Conclusione di stagione scoppiettante alla Contrada con quello che ormai è diventato un classico della risata degli ultimi vent’anni. Si tratta de La cena dei cretini, testo dell’autore francese Francis Veber tratto dall’omonimo film che ha visto la luce nel 1998 e che da allora viene ripetutamente riproposto, nella la versione scenica, dalle compagnie teatrali di mezzo mondo. L’idea di Veber è allo stesso tempo spassosa e crudele: un gruppo di benestanti borghesi parigini organizza, ogni mercoledì, una cena ove ciascuno dei partecipanti deve portare con sé un “cretino”. Chi tra loro avrà portato il “cretino” migliore vincerà l’inconsueta competizione senza che, naturalmente, la vittima in questione abbia coscienza di quanto è successo alle sue spalle. Pierre Brochant è convinto di ottenere una sicura vittoria quando, all’appuntamento settimanale con i suoi amici, ha deciso di portare Françoise Pignon, un impiegato del Ministero delle Finanze appassionato nella costruzione di modellini realizzati con i fiammiferi. Dal momento in cui Pignon entra a casa di Pierre, tuttavia le cose iniziano ad andare per il verso peggiore: la dabbenaggine dell’impiegato, sorretta da una idiozia senza confini, fa nascere una serie di irreparabili contrattempi che, alla fine, saranno la crudele punizione inflitta a Brochant per il disumano gioco della cena. Il testo ha avuto quali brillanti interpreti, nei due ruoli principali, Paolo Triestino e Nicola Pistoia, che hanno firmato a quattro mani anche la scorrevole regia, dando vita a uno spettacolo molto divertente e accolto dal pubblico con viva simpatia.

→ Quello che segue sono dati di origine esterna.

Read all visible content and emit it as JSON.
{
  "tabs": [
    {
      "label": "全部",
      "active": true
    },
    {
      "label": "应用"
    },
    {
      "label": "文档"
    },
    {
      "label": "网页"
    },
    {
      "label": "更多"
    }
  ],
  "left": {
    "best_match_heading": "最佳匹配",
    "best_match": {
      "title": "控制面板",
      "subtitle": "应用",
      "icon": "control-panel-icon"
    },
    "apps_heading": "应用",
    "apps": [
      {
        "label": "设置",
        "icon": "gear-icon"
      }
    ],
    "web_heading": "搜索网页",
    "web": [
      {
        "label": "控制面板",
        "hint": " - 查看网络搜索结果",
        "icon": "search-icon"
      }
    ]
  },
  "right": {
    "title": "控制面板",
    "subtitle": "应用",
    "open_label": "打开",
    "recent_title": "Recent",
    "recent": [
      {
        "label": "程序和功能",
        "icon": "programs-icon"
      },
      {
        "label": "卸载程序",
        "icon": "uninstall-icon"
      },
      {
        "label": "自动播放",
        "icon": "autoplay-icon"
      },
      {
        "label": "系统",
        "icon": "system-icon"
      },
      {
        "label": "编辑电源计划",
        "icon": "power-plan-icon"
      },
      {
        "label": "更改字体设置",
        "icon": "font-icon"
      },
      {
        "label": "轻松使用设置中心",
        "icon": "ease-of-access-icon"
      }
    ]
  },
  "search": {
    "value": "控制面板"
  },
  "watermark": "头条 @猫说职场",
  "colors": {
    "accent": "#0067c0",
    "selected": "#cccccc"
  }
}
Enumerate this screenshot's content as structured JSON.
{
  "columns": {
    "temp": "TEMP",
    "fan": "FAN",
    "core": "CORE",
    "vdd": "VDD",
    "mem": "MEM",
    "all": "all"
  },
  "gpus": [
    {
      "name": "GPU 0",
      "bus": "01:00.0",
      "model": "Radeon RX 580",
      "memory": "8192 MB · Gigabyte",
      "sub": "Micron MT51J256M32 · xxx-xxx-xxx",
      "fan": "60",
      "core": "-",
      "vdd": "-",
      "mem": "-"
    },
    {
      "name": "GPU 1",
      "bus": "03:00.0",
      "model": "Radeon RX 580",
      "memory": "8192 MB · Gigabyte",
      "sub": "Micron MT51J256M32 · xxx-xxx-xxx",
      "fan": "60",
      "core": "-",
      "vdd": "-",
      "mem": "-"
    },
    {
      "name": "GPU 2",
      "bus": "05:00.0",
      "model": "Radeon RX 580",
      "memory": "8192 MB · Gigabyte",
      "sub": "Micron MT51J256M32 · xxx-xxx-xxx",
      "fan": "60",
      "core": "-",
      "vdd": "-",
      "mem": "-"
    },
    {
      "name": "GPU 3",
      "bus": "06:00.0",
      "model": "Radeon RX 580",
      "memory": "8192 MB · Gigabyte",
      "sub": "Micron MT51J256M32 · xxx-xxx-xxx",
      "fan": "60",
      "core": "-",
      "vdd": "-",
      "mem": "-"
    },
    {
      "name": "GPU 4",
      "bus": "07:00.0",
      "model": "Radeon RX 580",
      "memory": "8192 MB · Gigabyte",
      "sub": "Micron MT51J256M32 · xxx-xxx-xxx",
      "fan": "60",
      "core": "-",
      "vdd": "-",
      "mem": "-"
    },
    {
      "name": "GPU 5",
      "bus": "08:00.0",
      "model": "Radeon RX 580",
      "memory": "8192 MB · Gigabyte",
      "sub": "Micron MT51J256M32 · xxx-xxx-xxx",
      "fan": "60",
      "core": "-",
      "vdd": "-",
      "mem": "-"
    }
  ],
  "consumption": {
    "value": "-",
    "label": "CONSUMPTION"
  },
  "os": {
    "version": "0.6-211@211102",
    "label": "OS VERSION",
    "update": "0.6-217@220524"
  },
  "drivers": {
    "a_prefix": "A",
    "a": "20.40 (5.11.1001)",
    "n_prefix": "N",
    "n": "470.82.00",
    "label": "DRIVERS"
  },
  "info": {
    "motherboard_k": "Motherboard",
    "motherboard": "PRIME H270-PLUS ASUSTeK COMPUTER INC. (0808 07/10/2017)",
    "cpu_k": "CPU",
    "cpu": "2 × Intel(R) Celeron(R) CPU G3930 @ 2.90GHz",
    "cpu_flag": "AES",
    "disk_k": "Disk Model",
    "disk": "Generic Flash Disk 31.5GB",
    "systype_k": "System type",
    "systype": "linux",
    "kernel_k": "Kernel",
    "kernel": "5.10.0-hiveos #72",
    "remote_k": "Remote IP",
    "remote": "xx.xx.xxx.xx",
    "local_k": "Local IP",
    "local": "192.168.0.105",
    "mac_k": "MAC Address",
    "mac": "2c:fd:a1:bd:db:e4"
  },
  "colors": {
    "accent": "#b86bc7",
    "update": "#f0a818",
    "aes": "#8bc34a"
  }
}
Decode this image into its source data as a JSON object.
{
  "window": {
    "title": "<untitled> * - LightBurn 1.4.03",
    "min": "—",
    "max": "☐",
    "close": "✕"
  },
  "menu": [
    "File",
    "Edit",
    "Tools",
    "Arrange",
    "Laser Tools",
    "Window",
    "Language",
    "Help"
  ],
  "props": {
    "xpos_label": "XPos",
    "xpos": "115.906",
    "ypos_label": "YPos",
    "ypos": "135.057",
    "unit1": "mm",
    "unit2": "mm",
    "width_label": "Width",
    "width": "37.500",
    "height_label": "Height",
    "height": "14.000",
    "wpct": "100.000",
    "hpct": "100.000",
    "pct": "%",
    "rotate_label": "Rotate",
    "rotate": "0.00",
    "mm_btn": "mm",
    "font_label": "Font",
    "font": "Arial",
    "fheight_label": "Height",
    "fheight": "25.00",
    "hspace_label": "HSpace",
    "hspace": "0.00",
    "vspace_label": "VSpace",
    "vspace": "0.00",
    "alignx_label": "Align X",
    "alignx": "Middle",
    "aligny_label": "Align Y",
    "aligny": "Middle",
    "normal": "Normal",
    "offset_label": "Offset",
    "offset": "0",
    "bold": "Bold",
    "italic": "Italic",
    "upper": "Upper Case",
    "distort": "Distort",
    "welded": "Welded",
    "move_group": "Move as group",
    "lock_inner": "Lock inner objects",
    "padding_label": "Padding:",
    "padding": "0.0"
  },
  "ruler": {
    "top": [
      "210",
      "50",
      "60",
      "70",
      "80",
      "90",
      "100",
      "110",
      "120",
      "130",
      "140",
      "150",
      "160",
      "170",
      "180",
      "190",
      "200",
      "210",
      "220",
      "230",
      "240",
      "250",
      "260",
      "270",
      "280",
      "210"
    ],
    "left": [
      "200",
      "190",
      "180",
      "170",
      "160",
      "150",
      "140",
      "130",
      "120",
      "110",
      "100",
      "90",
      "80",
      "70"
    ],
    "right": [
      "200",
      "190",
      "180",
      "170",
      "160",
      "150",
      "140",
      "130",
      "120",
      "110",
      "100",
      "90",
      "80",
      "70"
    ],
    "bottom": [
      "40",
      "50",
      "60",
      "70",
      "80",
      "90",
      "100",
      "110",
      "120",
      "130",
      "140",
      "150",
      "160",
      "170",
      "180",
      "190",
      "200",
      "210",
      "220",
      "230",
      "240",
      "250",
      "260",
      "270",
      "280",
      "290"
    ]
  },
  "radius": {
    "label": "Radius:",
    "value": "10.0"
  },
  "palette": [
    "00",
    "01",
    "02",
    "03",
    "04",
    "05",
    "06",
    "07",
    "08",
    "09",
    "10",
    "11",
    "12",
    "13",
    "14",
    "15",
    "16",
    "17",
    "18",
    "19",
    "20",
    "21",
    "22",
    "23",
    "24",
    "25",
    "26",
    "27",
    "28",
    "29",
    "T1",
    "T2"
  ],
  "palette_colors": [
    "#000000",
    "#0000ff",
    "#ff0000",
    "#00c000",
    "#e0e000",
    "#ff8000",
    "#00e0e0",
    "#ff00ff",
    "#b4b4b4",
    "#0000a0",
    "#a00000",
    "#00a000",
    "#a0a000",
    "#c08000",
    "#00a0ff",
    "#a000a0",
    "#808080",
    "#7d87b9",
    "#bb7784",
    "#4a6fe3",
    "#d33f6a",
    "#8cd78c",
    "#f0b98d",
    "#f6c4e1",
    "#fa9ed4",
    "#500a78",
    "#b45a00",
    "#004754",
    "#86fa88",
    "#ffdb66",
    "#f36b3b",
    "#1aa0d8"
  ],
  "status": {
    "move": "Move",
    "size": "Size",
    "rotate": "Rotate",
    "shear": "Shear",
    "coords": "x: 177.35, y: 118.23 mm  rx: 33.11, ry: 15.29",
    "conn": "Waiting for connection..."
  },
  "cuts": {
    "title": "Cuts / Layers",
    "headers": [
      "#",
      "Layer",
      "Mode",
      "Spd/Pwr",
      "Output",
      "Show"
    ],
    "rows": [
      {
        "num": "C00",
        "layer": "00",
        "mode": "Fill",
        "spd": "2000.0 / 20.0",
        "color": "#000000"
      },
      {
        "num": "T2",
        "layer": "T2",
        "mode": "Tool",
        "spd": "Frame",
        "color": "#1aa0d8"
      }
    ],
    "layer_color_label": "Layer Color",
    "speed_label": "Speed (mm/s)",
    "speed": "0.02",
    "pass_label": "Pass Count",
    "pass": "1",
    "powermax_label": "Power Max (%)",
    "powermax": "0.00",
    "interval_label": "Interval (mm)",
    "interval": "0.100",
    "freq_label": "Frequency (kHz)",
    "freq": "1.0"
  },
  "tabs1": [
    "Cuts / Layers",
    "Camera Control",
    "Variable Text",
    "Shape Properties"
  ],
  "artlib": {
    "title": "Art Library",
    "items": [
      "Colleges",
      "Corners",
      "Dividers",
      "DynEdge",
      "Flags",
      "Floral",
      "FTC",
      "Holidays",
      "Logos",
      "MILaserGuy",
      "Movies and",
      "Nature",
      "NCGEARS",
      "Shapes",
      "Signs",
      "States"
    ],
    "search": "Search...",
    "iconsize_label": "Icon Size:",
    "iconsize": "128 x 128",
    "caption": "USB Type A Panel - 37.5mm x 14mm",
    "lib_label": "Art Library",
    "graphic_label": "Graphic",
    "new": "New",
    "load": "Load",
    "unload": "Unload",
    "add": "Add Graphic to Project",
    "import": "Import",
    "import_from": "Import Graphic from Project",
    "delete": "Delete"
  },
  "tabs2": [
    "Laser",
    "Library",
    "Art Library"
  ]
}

Testo raro e per questo particolarmente prezioso è stato quello proposto alla Sala Bartoli qualche settimana fa: si tratta di Platonov, lavoro minore di Anton Cechov risalente alla prima parte della carriera artistica del grande autore russo. La commedia ebbe un destino curioso: la sorella di Cechov, morto l’artista, temendo che il testo potesse andare perso, lo nascose, durante la rivoluzione russa del ’17, in una cassetta di sicurezza, facendone così perdere la memoria. Solo alcuni anni più tardi venne ritrovato quasi casualmente e portato a conoscenza del pubblico. La nuova versione del testo, riadattata ad atto unico, è stata messa in scena da “Il Mulino di Amleto” con la regia di Marco Lorenzi e un affiatato gruppo di attori. Platonov, pur essendo stato composto da un Cechov appena ventenne, già preannuncia i grandi temi che l’autore russo affronterà nelle sue opere maggiori, proponendo una commedia dall’impianto corale in cui si offre un doloroso affresco dell’esistenza umana, dei conflitti e delle angosce a tormentano gli esseri viventi. Il male di vivere, la malinconia, la ricerca di una felicità che sembra essere costantemente altrove, sono i temi di questa commedia di cui “Il Mulino d’Amleto” ha offerto una convincente messinscena.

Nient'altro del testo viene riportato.